Ingredients
Method
Preparation
- Preheat your oven to 450°F.
- Pat the chicken dry and season generously with salt and pepper.
- In a saucepan, add chicken broth and bring to a gentle boil. Cook the chicken until fully cooked (165°F internal temperature). Shred the chicken and set aside, reserving the broth.
Cooking the Filling
- In a large skillet, melt the butter over medium heat. Add diced onion and sauté for about 4 minutes until tender.
- Add minced garlic and dried seasonings, cooking for another minute until fragrant.
- Sprinkle flour over the mixture, stirring to coat. Cook for an additional 2 minutes.
- Gradually whisk in the reserved broth and half and half until smooth.
- Stir in the bouillon cube and Worcestershire sauce, then fold in shredded chicken.
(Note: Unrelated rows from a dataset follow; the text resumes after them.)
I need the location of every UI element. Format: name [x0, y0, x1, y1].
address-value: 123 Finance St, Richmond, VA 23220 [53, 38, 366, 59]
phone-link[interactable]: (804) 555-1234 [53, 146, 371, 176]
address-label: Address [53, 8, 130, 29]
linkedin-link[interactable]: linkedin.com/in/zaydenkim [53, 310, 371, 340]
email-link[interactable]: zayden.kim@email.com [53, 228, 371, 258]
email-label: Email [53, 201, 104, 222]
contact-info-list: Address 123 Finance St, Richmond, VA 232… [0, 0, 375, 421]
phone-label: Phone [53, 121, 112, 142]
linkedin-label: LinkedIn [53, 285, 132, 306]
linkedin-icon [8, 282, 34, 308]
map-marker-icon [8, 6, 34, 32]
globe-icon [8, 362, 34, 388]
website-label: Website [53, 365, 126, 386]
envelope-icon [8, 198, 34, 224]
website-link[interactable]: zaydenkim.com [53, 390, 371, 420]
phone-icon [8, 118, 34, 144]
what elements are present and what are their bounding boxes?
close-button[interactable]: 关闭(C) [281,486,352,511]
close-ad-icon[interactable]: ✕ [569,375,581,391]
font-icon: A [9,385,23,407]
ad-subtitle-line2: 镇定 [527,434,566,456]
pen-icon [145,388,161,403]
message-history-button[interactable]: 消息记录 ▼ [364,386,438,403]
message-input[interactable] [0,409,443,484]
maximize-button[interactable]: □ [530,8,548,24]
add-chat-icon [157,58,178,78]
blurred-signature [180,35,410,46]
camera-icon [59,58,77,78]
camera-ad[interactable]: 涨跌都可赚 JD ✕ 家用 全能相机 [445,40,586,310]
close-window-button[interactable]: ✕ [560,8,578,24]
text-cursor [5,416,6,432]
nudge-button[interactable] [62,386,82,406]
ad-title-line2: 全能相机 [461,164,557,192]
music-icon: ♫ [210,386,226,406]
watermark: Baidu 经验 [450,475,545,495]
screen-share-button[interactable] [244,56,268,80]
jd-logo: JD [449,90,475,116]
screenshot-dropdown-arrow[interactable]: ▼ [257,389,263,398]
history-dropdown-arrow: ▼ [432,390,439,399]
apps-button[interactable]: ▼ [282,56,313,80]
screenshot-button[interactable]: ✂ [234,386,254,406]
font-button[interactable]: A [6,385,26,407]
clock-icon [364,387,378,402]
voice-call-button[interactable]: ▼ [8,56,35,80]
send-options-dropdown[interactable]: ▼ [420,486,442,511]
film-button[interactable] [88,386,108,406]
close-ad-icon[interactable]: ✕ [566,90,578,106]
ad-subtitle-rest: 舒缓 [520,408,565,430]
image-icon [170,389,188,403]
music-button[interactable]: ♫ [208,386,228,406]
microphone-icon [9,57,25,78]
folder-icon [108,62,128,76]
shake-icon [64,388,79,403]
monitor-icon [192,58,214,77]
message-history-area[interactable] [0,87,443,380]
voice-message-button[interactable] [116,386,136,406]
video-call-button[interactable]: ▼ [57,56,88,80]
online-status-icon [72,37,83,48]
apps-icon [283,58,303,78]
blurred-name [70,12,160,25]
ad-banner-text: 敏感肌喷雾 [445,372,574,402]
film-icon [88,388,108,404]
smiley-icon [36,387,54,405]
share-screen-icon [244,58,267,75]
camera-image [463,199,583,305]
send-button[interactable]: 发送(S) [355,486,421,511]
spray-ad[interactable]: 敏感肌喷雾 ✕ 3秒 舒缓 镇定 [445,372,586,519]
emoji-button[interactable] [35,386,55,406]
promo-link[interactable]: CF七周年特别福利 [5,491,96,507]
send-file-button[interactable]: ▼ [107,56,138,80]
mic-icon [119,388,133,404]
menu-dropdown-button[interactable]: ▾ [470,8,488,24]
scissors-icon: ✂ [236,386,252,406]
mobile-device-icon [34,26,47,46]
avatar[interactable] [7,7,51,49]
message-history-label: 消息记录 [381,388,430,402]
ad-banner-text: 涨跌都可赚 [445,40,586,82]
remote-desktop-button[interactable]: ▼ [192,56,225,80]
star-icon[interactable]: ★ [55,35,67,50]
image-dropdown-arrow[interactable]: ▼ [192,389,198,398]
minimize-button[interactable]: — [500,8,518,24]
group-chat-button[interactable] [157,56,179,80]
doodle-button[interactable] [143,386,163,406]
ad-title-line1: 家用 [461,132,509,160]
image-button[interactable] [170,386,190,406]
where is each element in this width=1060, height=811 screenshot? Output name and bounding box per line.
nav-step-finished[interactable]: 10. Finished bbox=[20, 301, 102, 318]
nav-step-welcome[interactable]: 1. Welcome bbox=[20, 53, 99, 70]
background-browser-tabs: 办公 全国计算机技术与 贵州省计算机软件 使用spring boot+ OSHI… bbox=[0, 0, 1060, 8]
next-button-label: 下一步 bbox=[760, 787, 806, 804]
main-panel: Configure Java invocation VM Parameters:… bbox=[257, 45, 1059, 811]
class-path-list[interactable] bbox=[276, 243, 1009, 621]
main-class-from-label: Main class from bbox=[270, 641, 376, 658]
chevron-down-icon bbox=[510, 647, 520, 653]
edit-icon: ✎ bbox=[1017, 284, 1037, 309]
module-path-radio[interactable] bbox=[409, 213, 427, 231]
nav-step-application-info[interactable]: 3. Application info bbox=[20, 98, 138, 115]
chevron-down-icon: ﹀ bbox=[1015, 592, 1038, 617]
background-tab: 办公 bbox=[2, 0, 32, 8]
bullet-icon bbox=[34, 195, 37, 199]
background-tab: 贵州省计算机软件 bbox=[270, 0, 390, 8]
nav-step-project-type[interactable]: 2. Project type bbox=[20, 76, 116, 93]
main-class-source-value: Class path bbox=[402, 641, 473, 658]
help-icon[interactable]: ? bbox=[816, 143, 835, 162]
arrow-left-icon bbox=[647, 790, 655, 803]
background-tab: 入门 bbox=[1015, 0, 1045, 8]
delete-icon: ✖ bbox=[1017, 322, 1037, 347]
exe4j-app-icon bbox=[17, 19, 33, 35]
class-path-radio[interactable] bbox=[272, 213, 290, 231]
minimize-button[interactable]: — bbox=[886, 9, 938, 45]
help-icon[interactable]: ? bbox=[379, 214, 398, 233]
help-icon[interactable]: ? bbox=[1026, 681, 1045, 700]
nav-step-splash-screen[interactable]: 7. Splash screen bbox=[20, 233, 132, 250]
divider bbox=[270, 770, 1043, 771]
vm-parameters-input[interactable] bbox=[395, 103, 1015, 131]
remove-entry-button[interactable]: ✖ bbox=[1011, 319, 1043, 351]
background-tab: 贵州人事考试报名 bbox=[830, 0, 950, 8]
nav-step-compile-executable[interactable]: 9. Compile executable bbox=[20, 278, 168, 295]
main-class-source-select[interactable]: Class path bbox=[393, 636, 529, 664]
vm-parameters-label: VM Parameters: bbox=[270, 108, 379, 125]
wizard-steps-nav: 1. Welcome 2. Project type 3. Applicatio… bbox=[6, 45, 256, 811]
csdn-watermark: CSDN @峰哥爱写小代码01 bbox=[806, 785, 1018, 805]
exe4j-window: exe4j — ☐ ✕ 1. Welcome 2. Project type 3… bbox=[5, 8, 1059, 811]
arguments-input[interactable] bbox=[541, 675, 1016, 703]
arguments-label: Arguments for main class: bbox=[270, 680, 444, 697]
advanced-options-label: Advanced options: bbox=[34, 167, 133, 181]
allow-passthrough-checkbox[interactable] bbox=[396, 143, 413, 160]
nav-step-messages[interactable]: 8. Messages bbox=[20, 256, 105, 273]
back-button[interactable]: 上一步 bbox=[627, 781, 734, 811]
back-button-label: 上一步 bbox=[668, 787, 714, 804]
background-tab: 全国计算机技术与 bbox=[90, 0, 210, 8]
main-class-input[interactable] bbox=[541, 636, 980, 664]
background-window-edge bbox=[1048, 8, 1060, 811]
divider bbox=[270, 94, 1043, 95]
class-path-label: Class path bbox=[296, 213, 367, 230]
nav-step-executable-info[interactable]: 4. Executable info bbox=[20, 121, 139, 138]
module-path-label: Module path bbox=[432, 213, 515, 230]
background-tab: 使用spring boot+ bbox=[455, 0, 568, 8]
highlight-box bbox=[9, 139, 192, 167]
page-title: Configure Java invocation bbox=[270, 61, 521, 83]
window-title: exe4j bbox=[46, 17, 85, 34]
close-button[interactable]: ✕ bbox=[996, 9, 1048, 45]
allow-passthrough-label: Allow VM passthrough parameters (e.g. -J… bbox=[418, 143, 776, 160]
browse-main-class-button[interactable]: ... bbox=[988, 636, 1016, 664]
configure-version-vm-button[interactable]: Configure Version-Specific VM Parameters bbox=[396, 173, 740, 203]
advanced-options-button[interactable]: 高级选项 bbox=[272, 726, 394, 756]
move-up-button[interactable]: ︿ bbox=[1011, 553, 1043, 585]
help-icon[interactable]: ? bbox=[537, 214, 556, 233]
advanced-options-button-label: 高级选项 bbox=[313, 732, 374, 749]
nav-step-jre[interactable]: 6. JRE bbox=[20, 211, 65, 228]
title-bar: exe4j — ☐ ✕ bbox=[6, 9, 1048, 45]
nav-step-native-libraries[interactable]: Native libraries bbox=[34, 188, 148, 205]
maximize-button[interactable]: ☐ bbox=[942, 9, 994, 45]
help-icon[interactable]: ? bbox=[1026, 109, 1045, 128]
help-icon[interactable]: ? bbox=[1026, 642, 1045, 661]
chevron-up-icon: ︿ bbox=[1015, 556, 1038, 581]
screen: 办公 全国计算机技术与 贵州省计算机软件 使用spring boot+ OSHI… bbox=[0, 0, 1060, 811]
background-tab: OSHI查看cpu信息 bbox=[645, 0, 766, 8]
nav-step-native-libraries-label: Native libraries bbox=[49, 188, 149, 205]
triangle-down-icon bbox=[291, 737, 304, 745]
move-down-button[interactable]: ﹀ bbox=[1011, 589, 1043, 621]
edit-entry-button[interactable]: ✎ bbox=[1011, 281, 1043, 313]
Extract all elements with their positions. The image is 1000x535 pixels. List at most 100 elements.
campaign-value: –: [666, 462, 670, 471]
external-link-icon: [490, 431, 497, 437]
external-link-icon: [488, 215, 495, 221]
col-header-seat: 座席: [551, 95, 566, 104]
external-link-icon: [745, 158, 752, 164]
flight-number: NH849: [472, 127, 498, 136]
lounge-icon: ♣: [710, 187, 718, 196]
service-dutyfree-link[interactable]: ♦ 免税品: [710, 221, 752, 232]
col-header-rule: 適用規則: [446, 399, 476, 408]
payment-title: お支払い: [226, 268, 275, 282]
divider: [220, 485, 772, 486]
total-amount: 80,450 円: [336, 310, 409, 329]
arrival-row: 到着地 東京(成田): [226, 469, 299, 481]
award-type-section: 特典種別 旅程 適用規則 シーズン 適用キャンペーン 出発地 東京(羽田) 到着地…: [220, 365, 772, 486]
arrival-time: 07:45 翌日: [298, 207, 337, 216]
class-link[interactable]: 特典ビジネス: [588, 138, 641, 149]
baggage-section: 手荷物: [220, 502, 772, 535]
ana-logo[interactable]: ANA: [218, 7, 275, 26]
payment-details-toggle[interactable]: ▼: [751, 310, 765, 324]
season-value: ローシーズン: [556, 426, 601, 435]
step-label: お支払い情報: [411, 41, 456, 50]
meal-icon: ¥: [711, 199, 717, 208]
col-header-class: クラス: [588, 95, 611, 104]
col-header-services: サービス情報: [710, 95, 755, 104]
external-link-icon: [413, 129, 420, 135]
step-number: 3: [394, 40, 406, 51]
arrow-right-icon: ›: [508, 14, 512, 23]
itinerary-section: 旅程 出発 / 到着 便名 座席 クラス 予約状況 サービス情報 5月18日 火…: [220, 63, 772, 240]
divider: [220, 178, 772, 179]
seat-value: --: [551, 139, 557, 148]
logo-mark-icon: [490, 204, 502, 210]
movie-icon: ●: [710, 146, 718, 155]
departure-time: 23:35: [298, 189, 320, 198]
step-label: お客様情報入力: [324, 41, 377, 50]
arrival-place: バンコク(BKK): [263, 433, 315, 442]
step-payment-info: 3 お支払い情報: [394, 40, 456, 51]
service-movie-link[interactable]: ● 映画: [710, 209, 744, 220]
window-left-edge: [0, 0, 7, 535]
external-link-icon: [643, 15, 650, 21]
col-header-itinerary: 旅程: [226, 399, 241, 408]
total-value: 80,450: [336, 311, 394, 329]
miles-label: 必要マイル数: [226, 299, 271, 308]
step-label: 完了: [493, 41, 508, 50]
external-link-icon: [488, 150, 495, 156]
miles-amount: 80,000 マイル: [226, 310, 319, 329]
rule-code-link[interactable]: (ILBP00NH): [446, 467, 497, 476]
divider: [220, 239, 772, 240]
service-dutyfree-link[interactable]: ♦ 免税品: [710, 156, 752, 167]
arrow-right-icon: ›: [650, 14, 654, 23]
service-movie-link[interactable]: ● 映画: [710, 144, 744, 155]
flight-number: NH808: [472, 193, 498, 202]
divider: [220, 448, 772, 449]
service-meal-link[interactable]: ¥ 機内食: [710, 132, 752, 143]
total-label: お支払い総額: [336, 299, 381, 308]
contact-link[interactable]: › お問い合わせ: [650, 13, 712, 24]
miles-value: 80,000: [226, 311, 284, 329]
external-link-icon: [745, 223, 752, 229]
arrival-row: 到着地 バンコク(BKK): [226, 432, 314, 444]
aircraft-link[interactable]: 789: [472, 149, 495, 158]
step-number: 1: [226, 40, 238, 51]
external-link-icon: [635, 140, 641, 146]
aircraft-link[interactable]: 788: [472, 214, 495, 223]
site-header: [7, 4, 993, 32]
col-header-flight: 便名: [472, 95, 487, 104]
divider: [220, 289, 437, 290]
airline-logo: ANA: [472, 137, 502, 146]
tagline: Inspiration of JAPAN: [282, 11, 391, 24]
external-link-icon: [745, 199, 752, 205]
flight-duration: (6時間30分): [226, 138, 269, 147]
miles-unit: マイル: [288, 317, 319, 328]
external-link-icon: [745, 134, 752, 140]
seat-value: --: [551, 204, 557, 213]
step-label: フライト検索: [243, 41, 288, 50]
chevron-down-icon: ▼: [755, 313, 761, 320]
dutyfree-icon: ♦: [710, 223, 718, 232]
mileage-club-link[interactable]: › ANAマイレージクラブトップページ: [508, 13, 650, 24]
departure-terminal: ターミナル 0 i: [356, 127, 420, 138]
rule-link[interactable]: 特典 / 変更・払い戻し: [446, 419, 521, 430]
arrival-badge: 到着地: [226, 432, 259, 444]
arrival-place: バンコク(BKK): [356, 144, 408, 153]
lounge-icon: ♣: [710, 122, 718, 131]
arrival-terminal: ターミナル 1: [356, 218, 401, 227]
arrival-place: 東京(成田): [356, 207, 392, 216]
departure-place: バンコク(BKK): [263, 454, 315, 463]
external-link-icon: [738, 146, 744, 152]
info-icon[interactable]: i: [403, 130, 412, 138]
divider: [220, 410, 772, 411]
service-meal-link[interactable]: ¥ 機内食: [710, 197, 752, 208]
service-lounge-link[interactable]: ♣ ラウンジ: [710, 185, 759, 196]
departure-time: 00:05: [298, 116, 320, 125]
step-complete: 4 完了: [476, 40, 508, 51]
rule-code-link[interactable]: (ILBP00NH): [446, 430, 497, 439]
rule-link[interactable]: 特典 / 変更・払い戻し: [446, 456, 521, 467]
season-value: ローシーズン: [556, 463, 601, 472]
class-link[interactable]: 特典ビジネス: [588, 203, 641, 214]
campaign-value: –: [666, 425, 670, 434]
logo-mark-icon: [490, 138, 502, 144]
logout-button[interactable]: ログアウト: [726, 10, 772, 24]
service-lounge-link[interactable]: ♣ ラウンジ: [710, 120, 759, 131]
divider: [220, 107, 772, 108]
- Simmer and add remaining broth to desired consistency, letting it thicken for 10-15 minutes.
- Fold in frozen vegetables until combined.
Assembly and Baking
- Transfer the chicken filling to a large baking dish, ensuring an even spread.
- Scoop warm mashed potatoes on top, spreading evenly.
- Bake uncovered for 10 minutes, then switch to broil for an additional 4 minutes until golden.
Serving
- Remove from the oven and let sit for about 5 minutes before serving.
- Garnish with freshly chopped parsley if desired.
Notes
Feel free to customize the filling with leftover veggies or add a splash of hot sauce for extra kick. This dish can also be frozen for longer storage.